AWS Data Pipeline Limits - AWS Data Pipeline

AWS Data Pipeline Limits

To ensure that there is capacity for all users, AWS Data Pipeline imposes limits on the resources that you can allocate and the rate at which you can allocate resources.

Account Limits

The following limits apply to a single AWS account. If you require additional capacity, you can use the Amazon Web Services Support Center request form to increase your capacity.

Attribute Limit Adjustable
Number of pipelines 100 Yes
Number of objects per pipeline 100 Yes
Number of active instances per object 5 Yes
Number of fields per object 50 No
Number of UTF8 bytes per field name or identifier 256 No
Number of UTF8 bytes per field 10,240 No
Number of UTF8 bytes per object 15,360 (including field names) No
Rate of creation of an instance from an object 1 per 5 minutes No
Retries of a pipeline activity 5 per task No
Minimum delay between retry attempts 2 minutes No
Minimum scheduling interval 15 minutes No
Maximum number of roll-ups into a single object 32 No
Maximum number of EC2 instances per Ec2Resource object 1 No

Web Service Call Limits

AWS Data Pipeline limits the rate at which you can call the web service API. These limits also apply to AWS Data Pipeline agents that call the web service API on your behalf, such as the console, CLI, and Task Runner.

The following limits apply to a single AWS account. This means the total usage on the account, including that by users, cannot exceed these limits.

The burst rate lets you save up web service calls during periods of inactivity and expend them all in a short amount of time. For example, CreatePipeline has a regular rate of one call each five seconds. If you don't call the service for 30 seconds, you have six calls saved up. You could then call the web service six times in a second. Because this is below the burst limit and keeps your average calls at the regular rate limit, your calls are not throttled.

If you exceed the rate limit and the burst limit, your web service call fails and returns a throttling exception. The default implementation of a worker, Task Runner, automatically retries API calls that fail with a throttling exception. Task Runner has a back off so that subsequent attempts to call the API occur at increasingly longer intervals. If you write a worker, we recommend that you implement similar retry logic.
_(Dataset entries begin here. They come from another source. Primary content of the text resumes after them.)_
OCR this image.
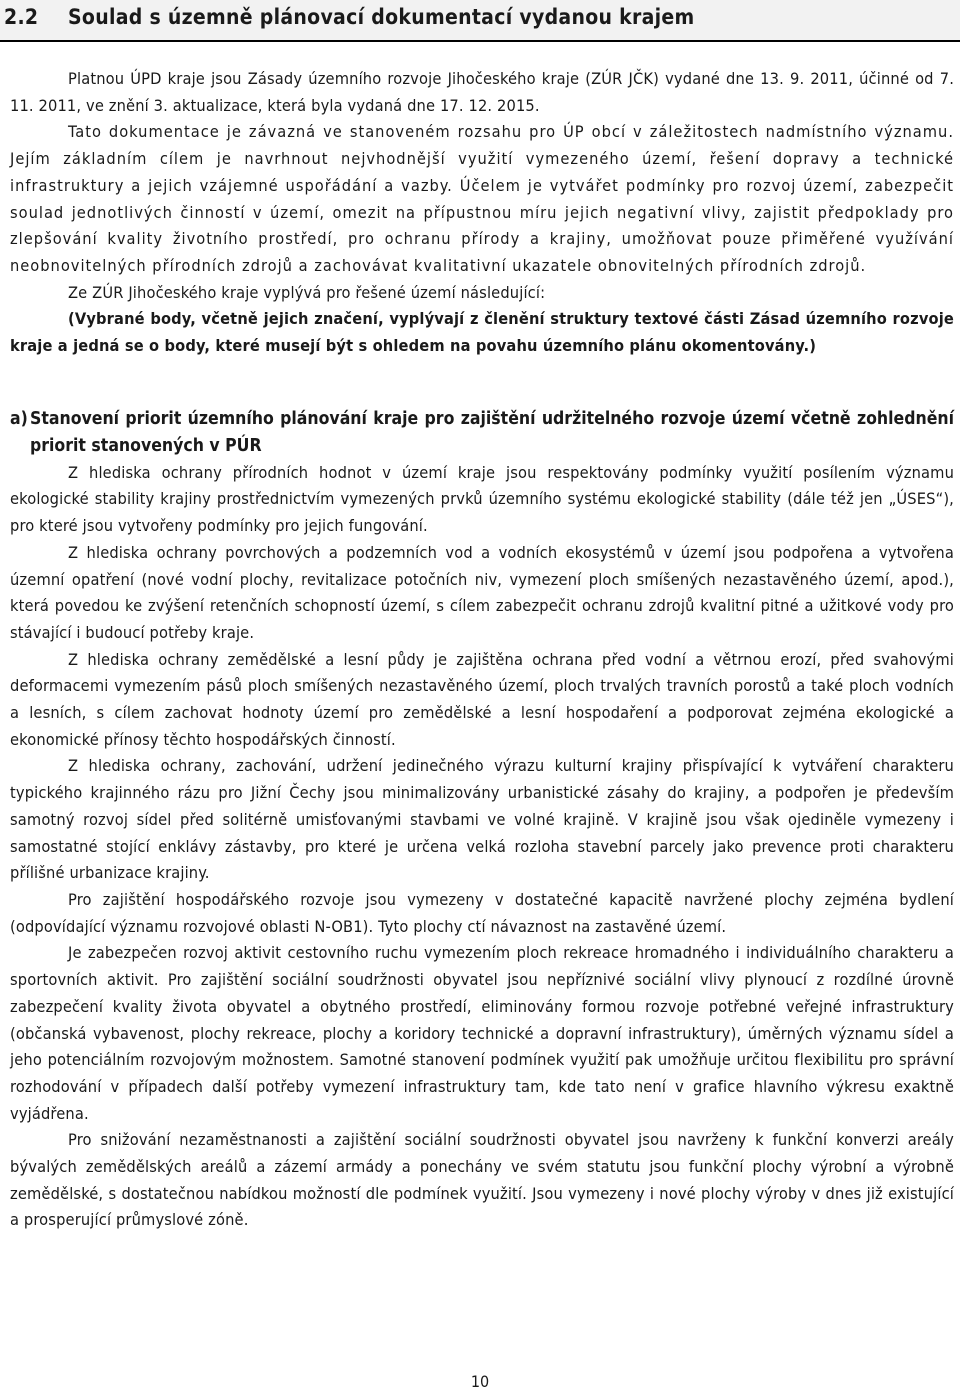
2.2 Soulad s územně plánovací dokumentací vydanou krajem

Platnou ÚPD kraje jsou Zásady územního rozvoje Jihočeského kraje (ZÚR JČK) vydané dne 13. 9. 2011, účinné od 7. 11. 2011, ve znění 3. aktualizace, která byla vydaná dne 17. 12. 2015.

Tato dokumentace je závazná ve stanoveném rozsahu pro ÚP obcí v záležitostech nadmístního významu. Jejím základním cílem je navrhnout nejvhodnější využití vymezeného území, řešení dopravy a technické infrastruktury a jejich vzájemné uspořádání a vazby. Účelem je vytvářet podmínky pro rozvoj území, zabezpečit soulad jednotlivých činností v území, omezit na přípustnou míru jejich negativní vlivy, zajistit předpoklady pro zlepšování kvality životního prostředí, pro ochranu přírody a krajiny, umožňovat pouze přiměřené využívání neobnovitelných přírodních zdrojů a zachovávat kvalitativní ukazatele obnovitelných přírodních zdrojů.

Ze ZÚR Jihočeského kraje vyplývá pro řešené území následující:

(Vybrané body, včetně jejich značení, vyplývají z členění struktury textové části Zásad územního rozvoje kraje a jedná se o body, které musejí být s ohledem na povahu územního plánu okomentovány.)

a) Stanovení priorit územního plánování kraje pro zajištění udržitelného rozvoje území včetně zohlednění priorit stanovených v PÚR

Z hlediska ochrany přírodních hodnot v území kraje jsou respektovány podmínky využití posílením významu ekologické stability krajiny prostřednictvím vymezených prvků územního systému ekologické stability (dále též jen „ÚSES“), pro které jsou vytvořeny podmínky pro jejich fungování.

Z hlediska ochrany povrchových a podzemních vod a vodních ekosystémů v území jsou podpořena a vytvořena územní opatření (nové vodní plochy, revitalizace potočních niv, vymezení ploch smíšených nezastavěného území, apod.), která povedou ke zvýšení retenčních schopností území, s cílem zabezpečit ochranu zdrojů kvalitní pitné a užitkové vody pro stávající i budoucí potřeby kraje.

Z hlediska ochrany zemědělské a lesní půdy je zajištěna ochrana před vodní a větrnou erozí, před svahovými deformacemi vymezením pásů ploch smíšených nezastavěného území, ploch trvalých travních porostů a také ploch vodních a lesních, s cílem zachovat hodnoty území pro zemědělské a lesní hospodaření a podporovat zejména ekologické a ekonomické přínosy těchto hospodářských činností.

Z hlediska ochrany, zachování, udržení jedinečného výrazu kulturní krajiny přispívající k vytváření charakteru typického krajinného rázu pro Jižní Čechy jsou minimalizovány urbanistické zásahy do krajiny, a podpořen je především samotný rozvoj sídel před solitérně umisťovanými stavbami ve volné krajině. V krajině jsou však ojediněle vymezeny i samostatné stojící enklávy zástavby, pro které je určena velká rozloha stavební parcely jako prevence proti charakteru přílišné urbanizace krajiny.

Pro zajištění hospodářského rozvoje jsou vymezeny v dostatečné kapacitě navržené plochy zejména bydlení (odpovídající významu rozvojové oblasti N-OB1). Tyto plochy ctí návaznost na zastavěné území.

Je zabezpečen rozvoj aktivit cestovního ruchu vymezením ploch rekreace hromadného i individuálního charakteru a sportovních aktivit. Pro zajištění sociální soudržnosti obyvatel jsou nepříznivé sociální vlivy plynoucí z rozdílné úrovně zabezpečení kvality života obyvatel a obytného prostředí, eliminovány formou rozvoje potřebné veřejné infrastruktury (občanská vybavenost, plochy rekreace, plochy a koridory technické a dopravní infrastruktury), úměrných významu sídel a jeho potenciálním rozvojovým možnostem. Samotné stanovení podmínek využití pak umožňuje určitou flexibilitu pro správní rozhodování v případech další potřeby vymezení infrastruktury tam, kde tato není v grafice hlavního výkresu exaktně vyjádřena.

Pro snižování nezaměstnanosti a zajištění sociální soudržnosti obyvatel jsou navrženy k funkční konverzi areály bývalých zemědělských areálů a zázemí armády a ponechány ve svém statutu jsou funkční plochy výrobní a výrobně zemědělské, s dostatečnou nabídkou možností dle podmínek využití. Jsou vymezeny i nové plochy výroby v dnes již existující a prosperující průmyslové zóně.

10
These limits are applied against an individual AWS account.

API Regular rate limit Burst limit
ActivatePipeline 1 call per second 100 calls
CreatePipeline 1 call per second 100 calls
DeletePipeline 1 call per second 100 calls
DescribeObjects 2 calls per second 100 calls
DescribePipelines 1 call per second 100 calls
GetPipelineDefinition 1 call per second 100 calls
PollForTask 2 calls per second 100 calls
ListPipelines 1 call per second 100 calls
PutPipelineDefinition 1 call per second 100 calls
QueryObjects 2 calls per second 100 calls
ReportTaskProgress 10 calls per second 100 calls
SetTaskStatus 10 calls per second 100 calls
SetStatus 1 call per second 100 calls
ReportTaskRunnerHeartbeat 1 call per second 100 calls
ValidatePipelineDefinition 1 call per second 100 calls

Scaling Considerations

AWS Data Pipeline scales to accommodate a huge number of concurrent tasks and you can configure it to automatically create the resources necessary to handle large workloads. These automatically created resources are under your control and count against your AWS account resource limits. For example, if you configure AWS Data Pipeline to automatically create a 20-node Amazon EMR cluster to process data and your AWS account has an EC2 instance limit set to 20, you may inadvertently exhaust your available backfill resources. As a result, consider these resource restrictions in your design or increase your account limits accordingly.

If you require additional capacity, you can use the Amazon Web Services Support Center request form to increase your capacity.